Hey hey so im doing a BA Painting at Camberwell College of Arts in London and I am now on an Erasmus semester at l'Ecole Supérieure des Beaux-Arts in the very cool city Marseille in the sunny south of France!! So this blog will help track my experiences during these next four months and keep you all uptodate with what I am doing, I will try and make sure its not too mundane and cliche oui , ciao ciao hope you quite like it xx
Thursday, 24 November 2011
Aix-en-Provence
Before my course started I made the most of Marseille’s fantastic location to go and explore the cities, towns, and villages that surround it. Aix-en-Provence is only half an hour away from Marseille, but I could not find two cities as opposite as the two; historically, culturally, and most of all socially! The habitants of the two ‘dislike’ each other to put it nicely. Aix is very very pretty, picturesque, almost too beautiful, Marseille is much more of a real city, that gets dirty, almost but too dirty unlike Aix which happens to also be very bourgeois and conservative. Aix is the second most expensive city in France after Paris and there is also a certain snobbishness just like the infamous parisians.

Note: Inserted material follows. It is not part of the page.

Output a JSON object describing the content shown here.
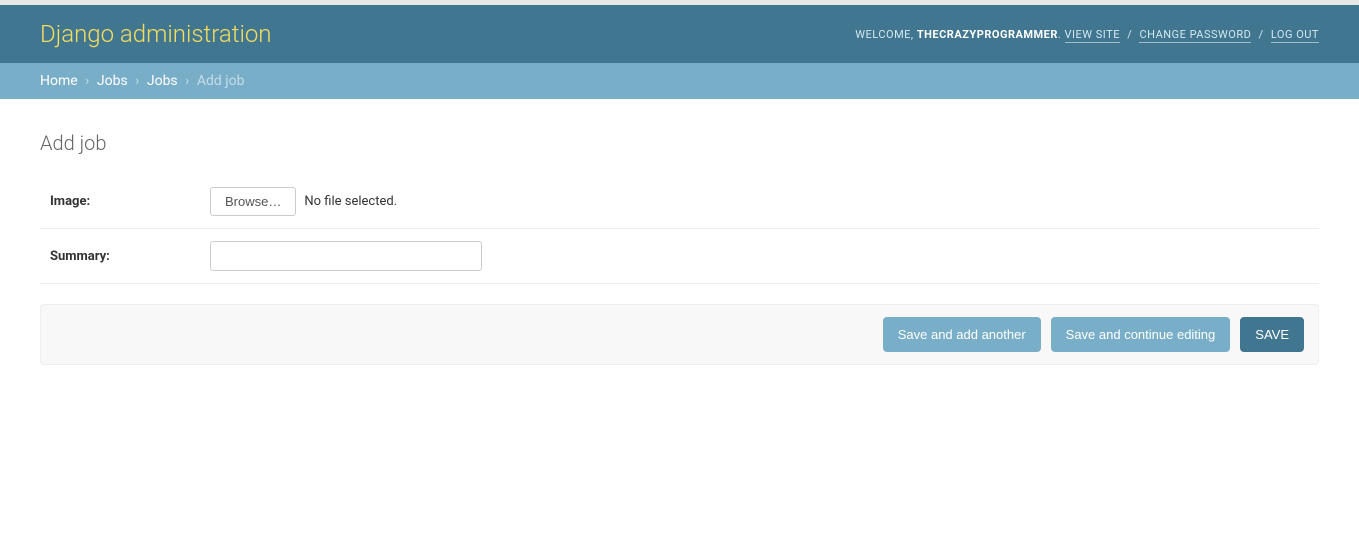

Although I have to say, I admit to being a typical Aix-en-Provence sucker, I love it! I usually don’t like to use the word delightful in case of sounding ridiculously posh but wandering round the old town of Aix really is such a delight, it is so picturesque and it is a very uplifting town (unlike Marseille) the streets are flooded with cafes, boutiques, antique shops, very overpriced clothes shops, trillions of tempting restaurants, it just has everything a stereotypical tourist would seek! So this does explain why everyone abroad comes to Aix and knows of Aix no one really goes to Marseille. I love both for their own reasons, but I find it very refreshing having Aix so close by , if I ever have enough of grubby Marseille I can just hop on a bus and stroll around the old town of Aix, taking a note of amazing market day on Saturday!
St-Remy : Saint-Paul de Mausolée Asylum
Vincent Van Gogh arrived at the Saint-Paul de Mausolée asylum, out of his own will, from Arles. He was fascinated by the quality of the light and the beauty of the landscapes in Saint-Rémy which really inspired him and his year in the asylum ended up being the most creative of his life, he carried out 143 oil paintings and more than 100 drawings in a mere 53 weeks.
When I visited the hospital in the beginning of October, I found it a really touching and endearing experience. The hospital is still in fact running, but there is a section cut off for tourists where you can go and visit Van Gogh's room and a little exhibition of his time there has thus been set up. It was all so peaceful, quite eary and disconcerting, and looking at the landscape around nothing seems to have changed since the time of Van Gogh's years, you can still recognise the swirly trees in his paintings and the different shades of green in the fields
. Visiting the monastery was really an amazing oppurtunity I would strongly advise anyone to go and see it!